Thoroughly grounded in a traditional training,
Arthur moved to Southern California in 1989 to follow his interest in
filmmaking. His parents disapproved. “Why not pursue
something financially sound and practical,” they asked, “like
painting? You could settle down and plan a career.”
Away from his family, Arthur was finally able
to fuse the influences of Hensche color and his parent’s realism into a
style of his own, which combines light and form to create images that
reveal more than the objects they depict. He also found a
sympathetic atmosphere in California, where a strong tradition of plein
air painters, both past and present, welcomed him.

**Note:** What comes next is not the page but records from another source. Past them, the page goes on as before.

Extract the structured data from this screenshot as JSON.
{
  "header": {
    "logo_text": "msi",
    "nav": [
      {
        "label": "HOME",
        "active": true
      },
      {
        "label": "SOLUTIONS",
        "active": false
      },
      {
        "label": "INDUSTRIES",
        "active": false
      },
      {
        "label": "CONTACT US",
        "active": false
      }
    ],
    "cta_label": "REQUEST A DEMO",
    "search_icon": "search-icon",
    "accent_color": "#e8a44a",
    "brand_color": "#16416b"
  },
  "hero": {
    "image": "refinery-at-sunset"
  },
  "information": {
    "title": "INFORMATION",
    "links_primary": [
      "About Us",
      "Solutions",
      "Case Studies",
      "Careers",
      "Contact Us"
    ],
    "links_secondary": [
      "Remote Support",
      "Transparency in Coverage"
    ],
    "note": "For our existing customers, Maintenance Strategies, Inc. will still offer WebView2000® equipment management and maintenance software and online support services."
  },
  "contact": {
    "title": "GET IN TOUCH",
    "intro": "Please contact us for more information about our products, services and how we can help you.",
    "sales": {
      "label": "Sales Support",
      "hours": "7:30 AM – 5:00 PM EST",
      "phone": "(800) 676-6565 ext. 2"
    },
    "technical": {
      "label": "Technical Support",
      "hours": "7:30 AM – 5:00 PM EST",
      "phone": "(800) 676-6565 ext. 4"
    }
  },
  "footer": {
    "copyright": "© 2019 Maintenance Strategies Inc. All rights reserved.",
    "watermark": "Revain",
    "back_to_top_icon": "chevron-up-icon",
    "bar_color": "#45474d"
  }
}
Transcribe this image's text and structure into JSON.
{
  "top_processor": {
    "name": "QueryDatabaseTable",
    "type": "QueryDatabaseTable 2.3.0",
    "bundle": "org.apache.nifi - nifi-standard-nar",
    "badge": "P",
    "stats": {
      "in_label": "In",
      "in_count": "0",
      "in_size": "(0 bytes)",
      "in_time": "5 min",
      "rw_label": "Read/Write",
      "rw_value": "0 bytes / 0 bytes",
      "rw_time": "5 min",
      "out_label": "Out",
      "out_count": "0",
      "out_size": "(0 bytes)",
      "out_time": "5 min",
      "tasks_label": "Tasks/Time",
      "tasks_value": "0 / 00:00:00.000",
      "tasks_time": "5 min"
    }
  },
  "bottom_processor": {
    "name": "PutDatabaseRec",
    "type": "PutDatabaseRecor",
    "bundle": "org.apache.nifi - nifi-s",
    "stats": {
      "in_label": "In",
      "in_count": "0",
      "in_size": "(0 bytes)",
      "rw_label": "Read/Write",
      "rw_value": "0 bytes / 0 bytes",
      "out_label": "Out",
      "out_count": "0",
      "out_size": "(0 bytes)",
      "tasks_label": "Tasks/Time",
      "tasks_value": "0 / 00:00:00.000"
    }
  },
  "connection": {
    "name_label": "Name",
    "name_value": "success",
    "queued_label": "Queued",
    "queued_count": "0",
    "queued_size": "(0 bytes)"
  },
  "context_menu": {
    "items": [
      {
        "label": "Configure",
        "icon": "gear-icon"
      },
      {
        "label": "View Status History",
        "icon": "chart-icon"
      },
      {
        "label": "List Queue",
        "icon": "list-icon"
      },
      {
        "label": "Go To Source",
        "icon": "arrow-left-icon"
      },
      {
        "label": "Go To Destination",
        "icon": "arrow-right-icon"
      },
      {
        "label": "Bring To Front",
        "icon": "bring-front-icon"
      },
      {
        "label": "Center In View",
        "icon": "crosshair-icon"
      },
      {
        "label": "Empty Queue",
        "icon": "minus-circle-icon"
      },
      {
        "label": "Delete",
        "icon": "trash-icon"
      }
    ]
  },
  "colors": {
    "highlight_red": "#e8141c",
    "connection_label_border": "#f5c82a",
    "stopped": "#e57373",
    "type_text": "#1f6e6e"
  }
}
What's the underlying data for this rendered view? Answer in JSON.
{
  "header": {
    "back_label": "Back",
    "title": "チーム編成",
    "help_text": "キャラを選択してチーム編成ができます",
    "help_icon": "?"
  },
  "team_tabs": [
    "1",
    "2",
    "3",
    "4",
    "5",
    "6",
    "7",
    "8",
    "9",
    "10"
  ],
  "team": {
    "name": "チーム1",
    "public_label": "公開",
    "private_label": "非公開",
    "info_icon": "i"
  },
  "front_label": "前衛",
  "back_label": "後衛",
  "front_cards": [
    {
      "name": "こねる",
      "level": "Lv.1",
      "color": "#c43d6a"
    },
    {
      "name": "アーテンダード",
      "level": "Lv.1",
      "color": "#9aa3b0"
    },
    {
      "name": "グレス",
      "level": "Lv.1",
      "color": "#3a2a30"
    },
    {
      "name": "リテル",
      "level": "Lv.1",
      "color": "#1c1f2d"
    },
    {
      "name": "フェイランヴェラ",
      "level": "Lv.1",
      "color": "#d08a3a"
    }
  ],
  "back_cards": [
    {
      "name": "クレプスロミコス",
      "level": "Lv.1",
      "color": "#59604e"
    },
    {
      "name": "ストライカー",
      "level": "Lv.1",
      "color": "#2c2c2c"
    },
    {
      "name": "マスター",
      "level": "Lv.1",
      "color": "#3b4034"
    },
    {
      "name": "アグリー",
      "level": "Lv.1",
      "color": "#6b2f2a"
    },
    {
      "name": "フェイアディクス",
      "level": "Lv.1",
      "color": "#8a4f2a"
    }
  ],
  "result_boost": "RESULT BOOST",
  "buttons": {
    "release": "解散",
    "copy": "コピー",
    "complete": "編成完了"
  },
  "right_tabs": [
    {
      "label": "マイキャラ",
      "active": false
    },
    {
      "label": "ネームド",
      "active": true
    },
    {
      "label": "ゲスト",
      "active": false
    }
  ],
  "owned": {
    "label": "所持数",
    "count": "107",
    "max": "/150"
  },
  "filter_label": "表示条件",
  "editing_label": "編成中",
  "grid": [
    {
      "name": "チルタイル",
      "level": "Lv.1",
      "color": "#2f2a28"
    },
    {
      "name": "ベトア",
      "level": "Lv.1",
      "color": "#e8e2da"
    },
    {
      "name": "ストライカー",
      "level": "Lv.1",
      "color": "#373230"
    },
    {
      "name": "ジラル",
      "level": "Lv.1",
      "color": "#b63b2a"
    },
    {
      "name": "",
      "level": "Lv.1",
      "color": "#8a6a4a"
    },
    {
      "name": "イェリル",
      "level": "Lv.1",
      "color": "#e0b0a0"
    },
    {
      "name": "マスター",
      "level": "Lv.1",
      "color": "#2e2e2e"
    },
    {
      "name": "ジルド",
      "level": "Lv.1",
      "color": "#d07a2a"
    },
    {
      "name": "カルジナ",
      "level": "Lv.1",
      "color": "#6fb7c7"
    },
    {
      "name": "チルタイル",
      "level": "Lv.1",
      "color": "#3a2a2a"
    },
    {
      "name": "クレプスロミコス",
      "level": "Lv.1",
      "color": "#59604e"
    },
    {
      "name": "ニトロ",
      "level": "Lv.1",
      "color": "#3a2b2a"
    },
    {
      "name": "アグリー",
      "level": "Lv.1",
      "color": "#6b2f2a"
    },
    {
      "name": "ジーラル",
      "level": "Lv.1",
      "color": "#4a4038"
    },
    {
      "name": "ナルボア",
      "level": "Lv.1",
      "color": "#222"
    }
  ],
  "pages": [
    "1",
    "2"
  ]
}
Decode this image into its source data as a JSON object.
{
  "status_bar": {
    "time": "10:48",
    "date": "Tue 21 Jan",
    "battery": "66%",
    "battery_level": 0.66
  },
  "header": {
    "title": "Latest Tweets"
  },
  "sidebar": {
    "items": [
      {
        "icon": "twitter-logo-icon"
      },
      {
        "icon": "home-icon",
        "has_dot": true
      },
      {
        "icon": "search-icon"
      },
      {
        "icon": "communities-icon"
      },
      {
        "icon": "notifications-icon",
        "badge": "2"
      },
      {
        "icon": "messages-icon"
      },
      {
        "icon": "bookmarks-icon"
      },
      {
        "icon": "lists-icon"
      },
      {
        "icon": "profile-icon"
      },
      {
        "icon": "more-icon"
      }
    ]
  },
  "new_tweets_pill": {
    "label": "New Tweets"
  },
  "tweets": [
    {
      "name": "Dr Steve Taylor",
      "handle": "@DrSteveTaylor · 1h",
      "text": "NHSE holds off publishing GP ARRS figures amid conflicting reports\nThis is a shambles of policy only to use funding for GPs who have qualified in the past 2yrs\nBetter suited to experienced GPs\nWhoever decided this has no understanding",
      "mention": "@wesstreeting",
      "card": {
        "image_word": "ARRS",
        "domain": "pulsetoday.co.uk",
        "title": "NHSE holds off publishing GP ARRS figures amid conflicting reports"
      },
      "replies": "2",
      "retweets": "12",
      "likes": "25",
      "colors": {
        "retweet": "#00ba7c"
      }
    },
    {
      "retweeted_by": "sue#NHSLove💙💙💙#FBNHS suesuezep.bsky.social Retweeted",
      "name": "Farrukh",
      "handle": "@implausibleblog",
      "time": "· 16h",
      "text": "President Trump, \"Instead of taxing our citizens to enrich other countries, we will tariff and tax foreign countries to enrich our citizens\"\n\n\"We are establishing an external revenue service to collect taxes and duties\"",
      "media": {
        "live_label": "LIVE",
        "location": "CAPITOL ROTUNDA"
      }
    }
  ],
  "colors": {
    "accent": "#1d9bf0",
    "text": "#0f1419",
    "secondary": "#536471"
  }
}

Nearly fifteen years later, Arthur lives in
Pasadena with his wife, Heather Egeli. He is a full-time painter
and regularly exhibits his paintings in Southern California, including
the California Art Club’s Annual Gold Medal Exhibition. He has
had many exhibitions and shows, and his paintings are in numerous
private and corporate collections, including McGraw-Hill Publishing in
New York City. In 2001, he was awarded the William Schultz Award
for Oil Painting by the American Impressionists’ Society. In 2001
and 2002, he won the Award of Merit by the Portrait Society of
America. On any given afternoon, Arthur may be found giving a
plein air workshop called “Color Bootcamp” in Pasadena’s Arroyo Seco.
Arthur has also pursued his interest in
filmmaking while living in the Los Angeles area. “Unconditional
Love,” an award-winning feature about the coming-of-age of a young
painter, won the $110,000 Jury Prize at the Hampton’s International
Film Festival and a Gold Medal at the Houston Film Festival. In
2001, his feature, “Getting It Real,” was nominated for best screenplay
by the Video Premier Awards. He has other projects in
development, including a film about the formative years of the painter
Claude Monet, a romantic comedy/Christmas fantasy titled, “Magic
Scissors,” and a Cape Cod murder/mystery.